Hamburg-born, Central Saint Martins alum Gerrit Jacob came prepared with a stacked resume, launching his eponymous label in 2022 after time spent working in womenswear studios at Balenciaga, Martine Rose, and Gucci. Berlin’s fashion scene heavily relies on neutrals and simplicity, but for Jacob, vibrance reigns supreme. In his streetwear-heavy collection, every piece was emblazoned with vibrant neon airbrushing; Silhouettes like puffer coats, mini skirts, and sweats became a canvas for Jacob’s statement-making graffiti work. 

Malaikaraiss

Malaikaraiss has seamlessly mastered the art of basics and minimalism galore. Its Pre-Fall 2024/25 collection, “Imagine,” was studded with timeless staples from slightly slouchy off-shoulder dresses to sleek outerwear, all of which air on the side of confident ease and cool femininity.

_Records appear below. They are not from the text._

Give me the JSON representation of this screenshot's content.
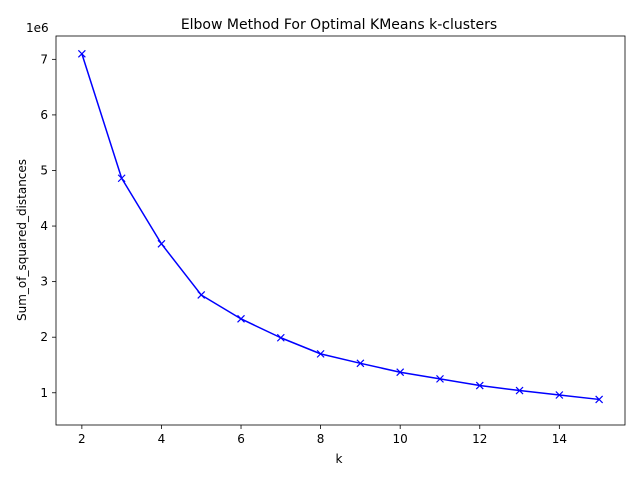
{
  "chart_data": {
    "type": "line",
    "title": "Elbow Method For Optimal KMeans k-clusters",
    "xlabel": "k",
    "ylabel": "Sum_of_squared_distances",
    "y_offset_label": "1e6",
    "x_ticks": [
      "2",
      "4",
      "6",
      "8",
      "10",
      "12",
      "14"
    ],
    "y_ticks": [
      "1",
      "2",
      "3",
      "4",
      "5",
      "6",
      "7"
    ],
    "xlim": [
      1.35,
      15.65
    ],
    "ylim": [
      0.42,
      7.42
    ],
    "grid": false,
    "line_color": "#0000ff",
    "marker": "x",
    "series": [
      {
        "x": [
          2,
          3,
          4,
          5,
          6,
          7,
          8,
          9,
          10,
          11,
          12,
          13,
          14,
          15
        ],
        "values": [
          7.1,
          4.86,
          3.68,
          2.76,
          2.33,
          1.99,
          1.7,
          1.53,
          1.37,
          1.25,
          1.13,
          1.04,
          0.96,
          0.88
        ]
      }
    ]
  }
}
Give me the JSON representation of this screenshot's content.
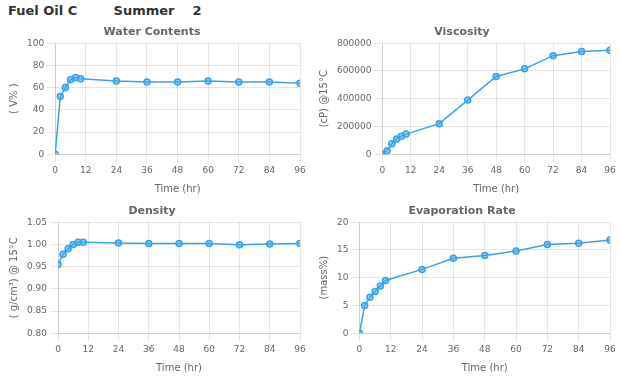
{
  "title": "Fuel Oil C        Summer    2",
  "chart_data": [
    {
      "type": "line",
      "title": "Water Contents",
      "xlabel": "Time (hr)",
      "ylabel": "( V% )",
      "x": [
        0,
        2,
        4,
        6,
        8,
        10,
        24,
        36,
        48,
        60,
        72,
        84,
        96
      ],
      "values": [
        0,
        52,
        60,
        67,
        69,
        68,
        66,
        65,
        65,
        66,
        65,
        65,
        64
      ],
      "xlim": [
        0,
        96
      ],
      "xticks": [
        0,
        12,
        24,
        36,
        48,
        60,
        72,
        84,
        96
      ],
      "ylim": [
        0,
        100
      ],
      "yticks": [
        0,
        20,
        40,
        60,
        80,
        100
      ],
      "grid": true,
      "marker": "circle",
      "line_style": "solid"
    },
    {
      "type": "line",
      "title": "Viscosity",
      "xlabel": "Time (hr)",
      "ylabel": "(cP) @15°C",
      "x": [
        0,
        2,
        4,
        6,
        8,
        10,
        24,
        36,
        48,
        60,
        72,
        84,
        96
      ],
      "values": [
        0,
        25000,
        75000,
        110000,
        130000,
        145000,
        220000,
        390000,
        560000,
        615000,
        710000,
        740000,
        750000
      ],
      "xlim": [
        0,
        96
      ],
      "xticks": [
        0,
        12,
        24,
        36,
        48,
        60,
        72,
        84,
        96
      ],
      "ylim": [
        0,
        800000
      ],
      "yticks": [
        0,
        200000,
        400000,
        600000,
        800000
      ],
      "grid": true,
      "marker": "circle",
      "line_style": "solid"
    },
    {
      "type": "line",
      "title": "Density",
      "xlabel": "Time (hr)",
      "ylabel": "( g/cm³) @ 15°C",
      "x": [
        0,
        2,
        4,
        6,
        8,
        10,
        24,
        36,
        48,
        60,
        72,
        84,
        96
      ],
      "values": [
        0.955,
        0.978,
        0.99,
        1.0,
        1.005,
        1.005,
        1.003,
        1.002,
        1.002,
        1.002,
        0.999,
        1.001,
        1.002
      ],
      "xlim": [
        0,
        96
      ],
      "xticks": [
        0,
        12,
        24,
        36,
        48,
        60,
        72,
        84,
        96
      ],
      "ylim": [
        0.8,
        1.05
      ],
      "yticks": [
        {
          "value": 0.8,
          "label": "0.80"
        },
        {
          "value": 0.85,
          "label": "0.85"
        },
        {
          "value": 0.9,
          "label": "0.90"
        },
        {
          "value": 0.95,
          "label": "0.95"
        },
        {
          "value": 1.0,
          "label": "1.00"
        },
        {
          "value": 1.05,
          "label": "1.05"
        }
      ],
      "grid": true,
      "marker": "circle",
      "line_style": "solid"
    },
    {
      "type": "line",
      "title": "Evaporation Rate",
      "xlabel": "Time (hr)",
      "ylabel": "(mass%)",
      "x": [
        0,
        2,
        4,
        6,
        8,
        10,
        24,
        36,
        48,
        60,
        72,
        84,
        96
      ],
      "values": [
        0,
        5,
        6.5,
        7.5,
        8.5,
        9.5,
        11.5,
        13.5,
        14.0,
        14.8,
        16.0,
        16.2,
        16.8
      ],
      "xlim": [
        0,
        96
      ],
      "xticks": [
        0,
        12,
        24,
        36,
        48,
        60,
        72,
        84,
        96
      ],
      "ylim": [
        0,
        20
      ],
      "yticks": [
        0,
        5,
        10,
        15,
        20
      ],
      "grid": true,
      "marker": "circle",
      "line_style": "solid"
    }
  ]
}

Designer Malaika Raiss credits her inspiration from the ’90s, specifically John Frusciante of the Red Hot Chili Peppers. “We combined his grungy style, positive California vibes, layering, and the grandpa-thrift style with a hyper-feminine silhouette, dropped shoulders, and low-waist pants,” she says. “And when we talk about low-waist jeans, we mean Mariah Carey low-waist jeans without a waistband.”

Namilia

​​Namilia has returned to Berlin for its second season in a row after showcasing in New York for five years. Led by co-founders Emilia Pfohl and Nan Li, the Fall/Winter 2024 show, “Pfoten weg!” or “Paws off,” addresses the discrimination against queer people in public spaces. The collection relied on the concept of protection, lacing in medieval armor and military silhouettes with Y2K-inspired styles you’d likely wear to the rave. Leather motocross-inspired sets, bedazzled itty bitty minis, and elaborate gowns all convey bold political statements and sex-positive messaging—a core part of the brand’s DNA.